L’attaque coordonnée du Groupe de soutien à l’islam et aux musulmans (JNIM) dans la région de Kayes, à la frontière entre le Mali, le Sénégal et la Mauritanie, suscite une vive inquiétude. Le chercheur Bakary Sambe, spécialiste des radicalismes religieux, y voit un tournant préoccupant dans la stratégie du groupe terroriste.

Le 1er juillet 2025, aux premières heures de la matinée, plusieurs localités maliennes ont été la cible d’assauts simultanés du JNIM, notamment Diboli, Gogui, Niono, Sandaré et Nioro du Sahel. L’attaque de Diboli, située à quelques kilomètres de la ville sénégalaise de Kidira, a particulièrement attiré l’attention, posant la question de l’extension régionale de la menace.

Le Dr Bakary Sambe, enseignant-chercheur au Centre d’étude des religions (CER) de l’Université Gaston Berger de Saint-Louis et directeur du Timbuktu Institute, analyse ces offensives comme le signe d’une montée en puissance du groupe. Il souligne la capacité du JNIM à combiner des tactiques militaires sophistiquées avec l’instrumentalisation des fragilités socio-économiques des régions concernées.


Une nouvelle étape tactique du JNIM

Selon Dr Sambe, cette série d’attaques révèle une stratégie bien rôdée : affaiblir davantage l’État malien en ciblant ses points névralgiques — postes douaniers, bases militaires, axes logistiques — et prendre le contrôle de zones frontalières stratégiques. La région de Kayes, marquée par une faible présence étatique et des frontières poreuses, offre un terrain idéal pour les opérations du JNIM, qui semble vouloir étendre sa sphère d’influence jusqu’aux portes du Sénégal.
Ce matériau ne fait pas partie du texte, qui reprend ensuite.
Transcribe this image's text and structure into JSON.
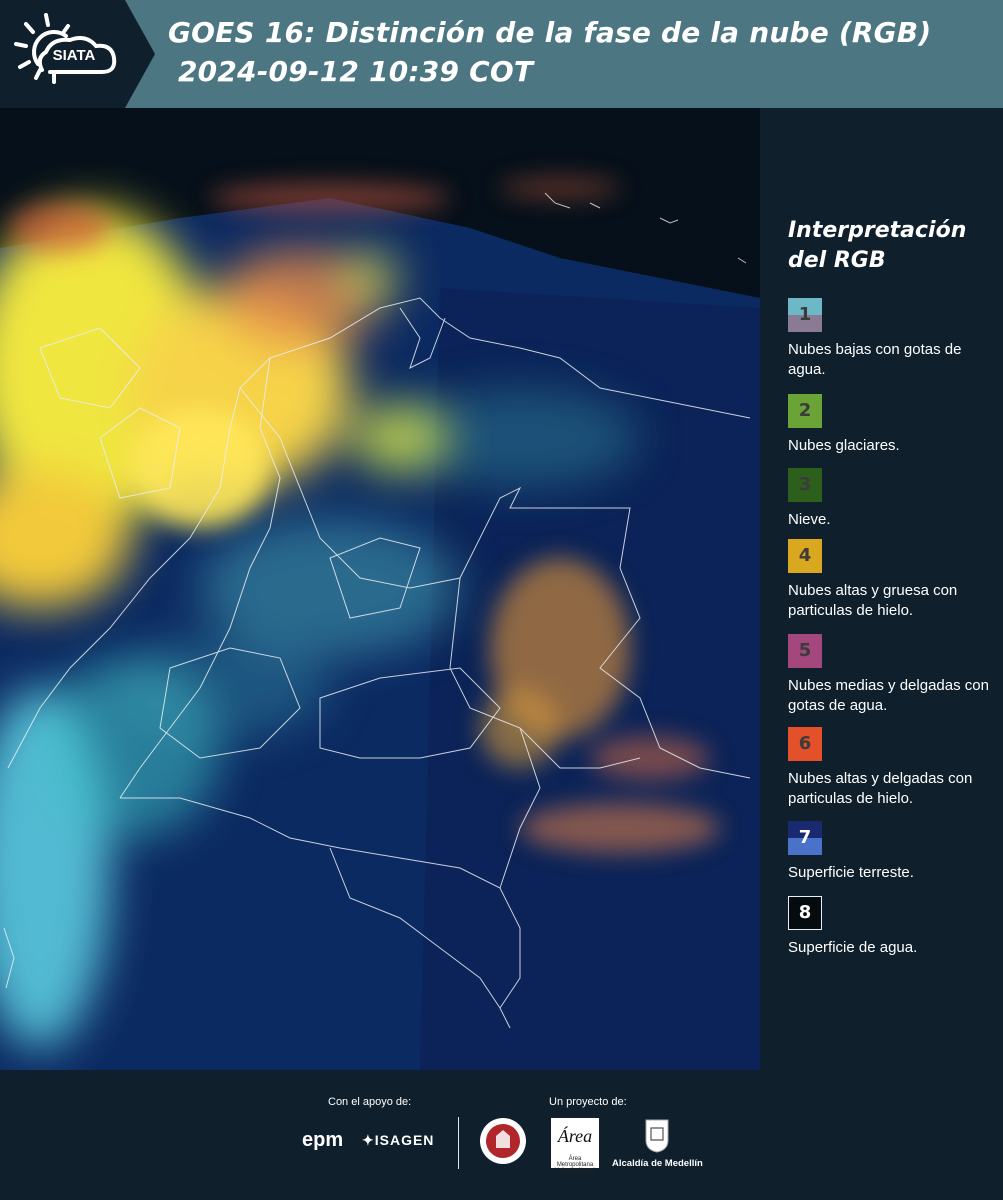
{
  "header": {
    "logo_text": "SIATA",
    "title_line1": "GOES 16: Distinción de la fase de la nube (RGB)",
    "title_line2": "2024-09-12 10:39 COT"
  },
  "map": {
    "background_color": "#0a1f4e"
  },
  "legend": {
    "title": "Interpretación del RGB",
    "items": [
      {
        "number": "1",
        "label": "Nubes bajas con gotas de agua.",
        "color_top": "#6cb8c7",
        "color_bottom": "#8a7a93"
      },
      {
        "number": "2",
        "label": "Nubes glaciares.",
        "color_top": "#6aa437",
        "color_bottom": "#6aa437"
      },
      {
        "number": "3",
        "label": "Nieve.",
        "color_top": "#2d5f1c",
        "color_bottom": "#2d5f1c"
      },
      {
        "number": "4",
        "label": "Nubes altas y gruesa con particulas de hielo.",
        "color_top": "#d9a81f",
        "color_bottom": "#d9a81f"
      },
      {
        "number": "5",
        "label": "Nubes medias y delgadas con gotas de agua.",
        "color_top": "#a4477c",
        "color_bottom": "#a4477c"
      },
      {
        "number": "6",
        "label": "Nubes altas y delgadas con particulas de hielo.",
        "color_top": "#e3502a",
        "color_bottom": "#e3502a"
      },
      {
        "number": "7",
        "label": "Superficie terreste.",
        "color_top": "#1a2a70",
        "color_bottom": "#4a72c8"
      },
      {
        "number": "8",
        "label": "Superficie de agua.",
        "color_top": "#050c0f",
        "color_bottom": "#050c0f"
      }
    ]
  },
  "footer": {
    "support_label": "Con el apoyo de:",
    "project_label": "Un proyecto de:",
    "sponsors": [
      "epm",
      "ISAGEN"
    ],
    "partners": [
      "Área Metropolitana Valle de Aburrá",
      "Alcaldía de Medellín"
    ]
  }
}
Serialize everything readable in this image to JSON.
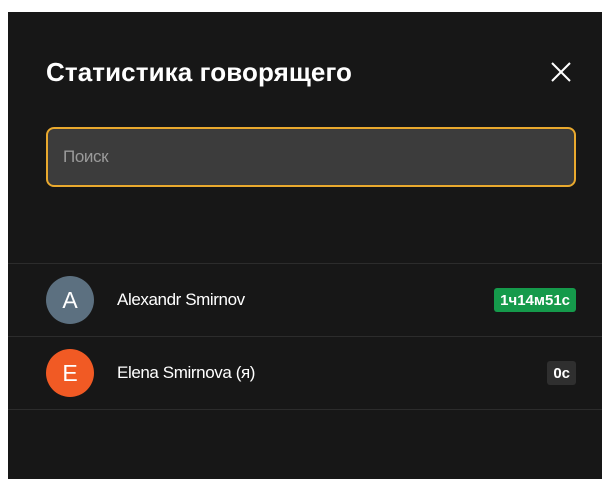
{
  "dialog": {
    "title": "Статистика говорящего",
    "close_icon": "close-icon"
  },
  "search": {
    "placeholder": "Поиск",
    "value": "",
    "focus_border_color": "#e9a92e"
  },
  "speakers": [
    {
      "initial": "A",
      "name": "Alexandr Smirnov",
      "duration": "1ч14м51с",
      "avatar_color": "#5c7080",
      "badge_color": "#159a4b"
    },
    {
      "initial": "E",
      "name": "Elena Smirnova (я)",
      "duration": "0с",
      "avatar_color": "#f15a24",
      "badge_color": "#2f2f2f"
    }
  ]
}
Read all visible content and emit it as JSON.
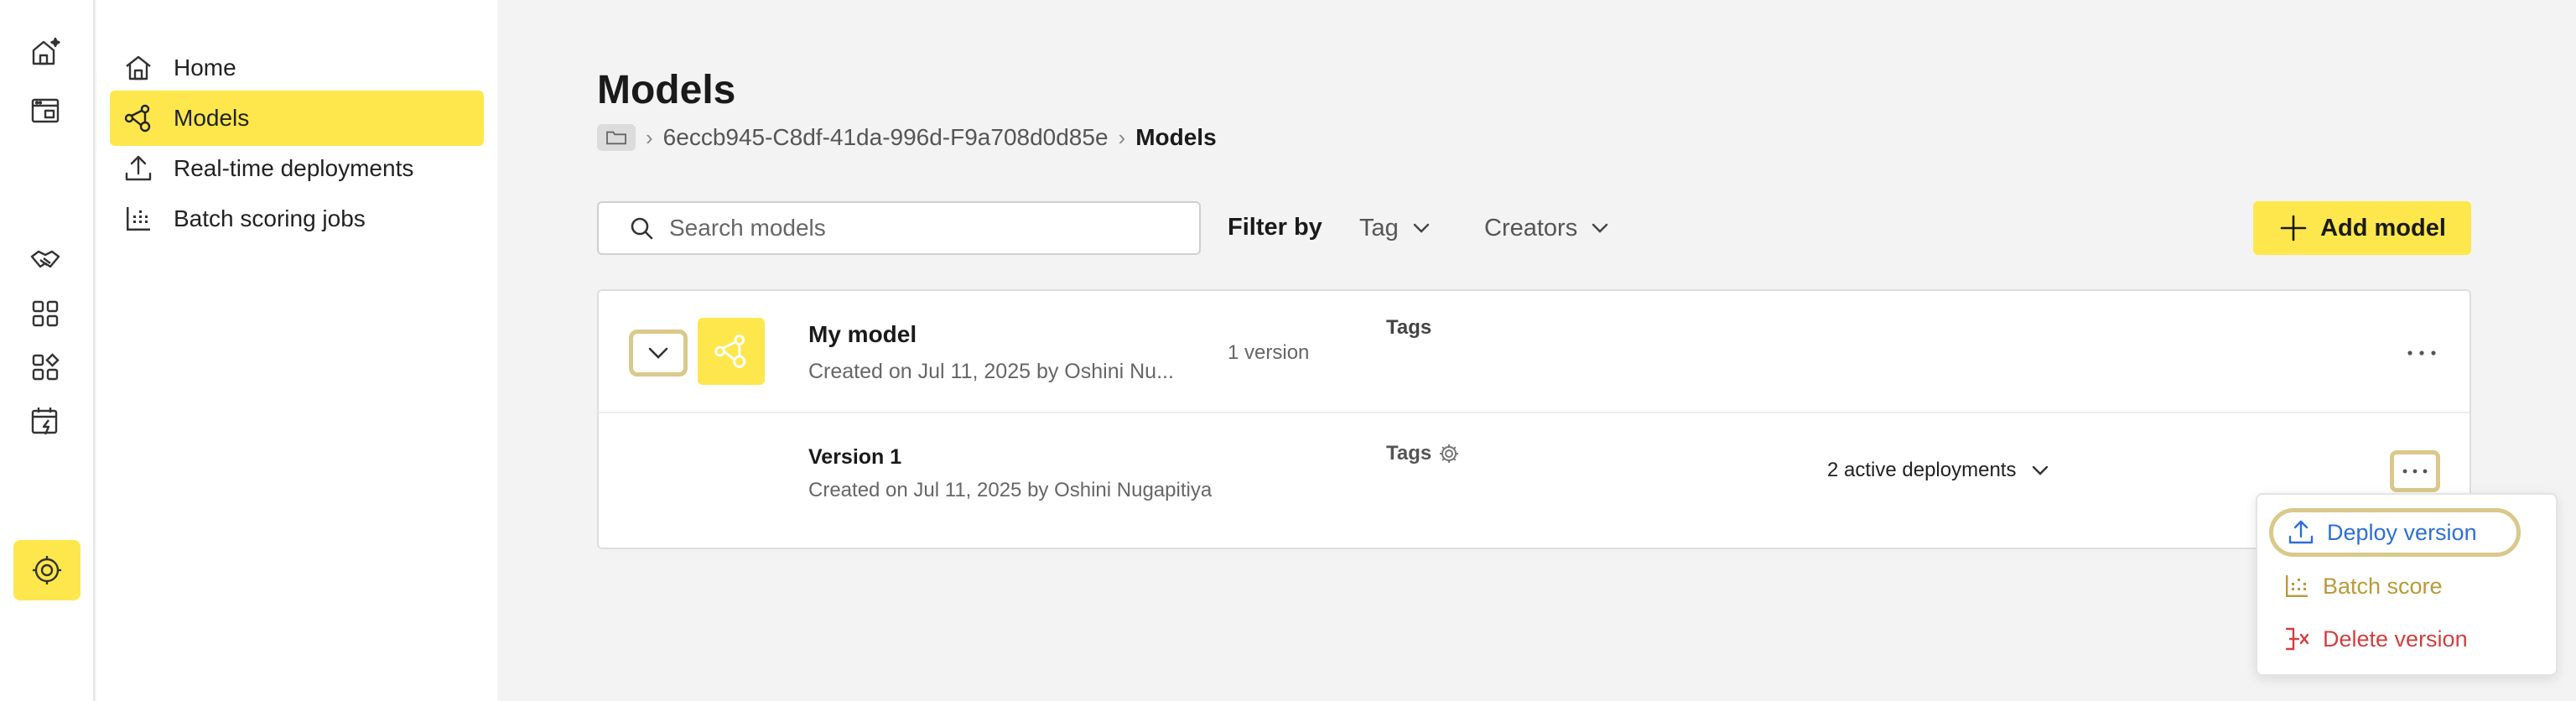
{
  "sidebar": {
    "items": [
      {
        "label": "Home",
        "icon": "home-icon"
      },
      {
        "label": "Models",
        "icon": "models-icon",
        "active": true
      },
      {
        "label": "Real-time deployments",
        "icon": "upload-icon"
      },
      {
        "label": "Batch scoring jobs",
        "icon": "batch-icon"
      }
    ]
  },
  "rail": {
    "icons": [
      "home-ai-icon",
      "store-icon",
      "handshake-icon",
      "apps-grid-icon",
      "apps-add-icon",
      "calendar-bolt-icon",
      "model-settings-icon"
    ]
  },
  "header": {
    "title": "Models",
    "breadcrumb": {
      "project": "6eccb945-C8df-41da-996d-F9a708d0d85e",
      "current": "Models"
    }
  },
  "toolbar": {
    "search_placeholder": "Search models",
    "filter_label": "Filter by",
    "filter_tag": "Tag",
    "filter_creators": "Creators",
    "add_label": "Add model"
  },
  "model": {
    "name": "My model",
    "meta": "Created on Jul 11, 2025 by Oshini Nu...",
    "version_count": "1 version",
    "tags_label": "Tags",
    "versions": [
      {
        "name": "Version 1",
        "meta": "Created on Jul 11, 2025 by Oshini Nugapitiya",
        "tags_label": "Tags",
        "active_deployments": "2 active deployments"
      }
    ]
  },
  "menu": {
    "deploy": "Deploy version",
    "batch": "Batch score",
    "delete": "Delete version"
  },
  "colors": {
    "accent": "#fde74c",
    "highlight_ring": "#d9c98a",
    "deploy": "#2e6fd6",
    "batch": "#b99a38",
    "delete": "#d23f3f"
  }
}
La Katiba Macina, la branche la plus active du JNIM, aurait mobilisé environ 8 000 combattants pour ces opérations, selon les sources analysées. Le groupe, qui a revendiqué les attaques via sa chaîne Al-Zallaqa, démontre une coordination tactique avancée et une capacité de communication rapide. Il tire ses ressources non seulement du trafic d’or et de bétail, mais aussi d’un lucratif trafic de bois qui aurait généré plus de 13 millions de dollars rien que dans la zone de Kéniéba entre 2019 et 2021.


Un vide sécuritaire exploité

Le désengagement des forces internationales, notamment le retrait de la MINUSMA en 2023 et celui des forces françaises en 2022, a laissé un vide sécuritaire que le JNIM exploite habilement. La coopération militaire avec la Russie via le groupe Wagner puis Africa Corps peine à stabiliser la situation, d’autant que des exactions présumées entachent leur crédibilité auprès des populations locales.

Bien que les Forces armées maliennes (FAMa) aient réussi à repousser certaines attaques, notamment à Niono où 30 terroristes auraient été neutralisés, le bilan global souligne l’ampleur du défi. Pour Bakary Sambe, une réponse strictement militaire ne peut suffire face à une guerre asymétrique. Il appelle à une approche multidimensionnelle intégrant coopération transfrontalière, partage du renseignement, et investissements dans la résilience socio-économique des territoires vulnérables.

Une stratégie d’isolement de Bamako et de régionalisation de la menace

Le véritable objectif du JNIM semble être l’isolement progressif de Bamako, à travers la perturbation des circuits logistiques et le contrôle des axes commerciaux. En consolidant sa présence dans l’ouest du Mali, le groupe cherche à étendre son influence vers le Sénégal et la Mauritanie, menaçant ainsi la stabilité régionale.

Dr Sambe met également en garde contre une communautarisation croissante de la violence, qui pourrait aggraver les tensions intercommunautaires et compliquer davantage la lutte contre le terrorisme. Il plaide pour une révision en profondeur des stratégies de sécurité, tenant compte des dynamiques locales, culturelles et économiques.

Conclusion

Les attaques du 1er juillet marquent un tournant dans la trajectoire du JNIM. Le groupe démontre une capacité de projection régionale préoccupante. Pour Bakary Sambe, seule une réponse coordonnée, transversale et inclusive pourra freiner cette menace en constante évolution.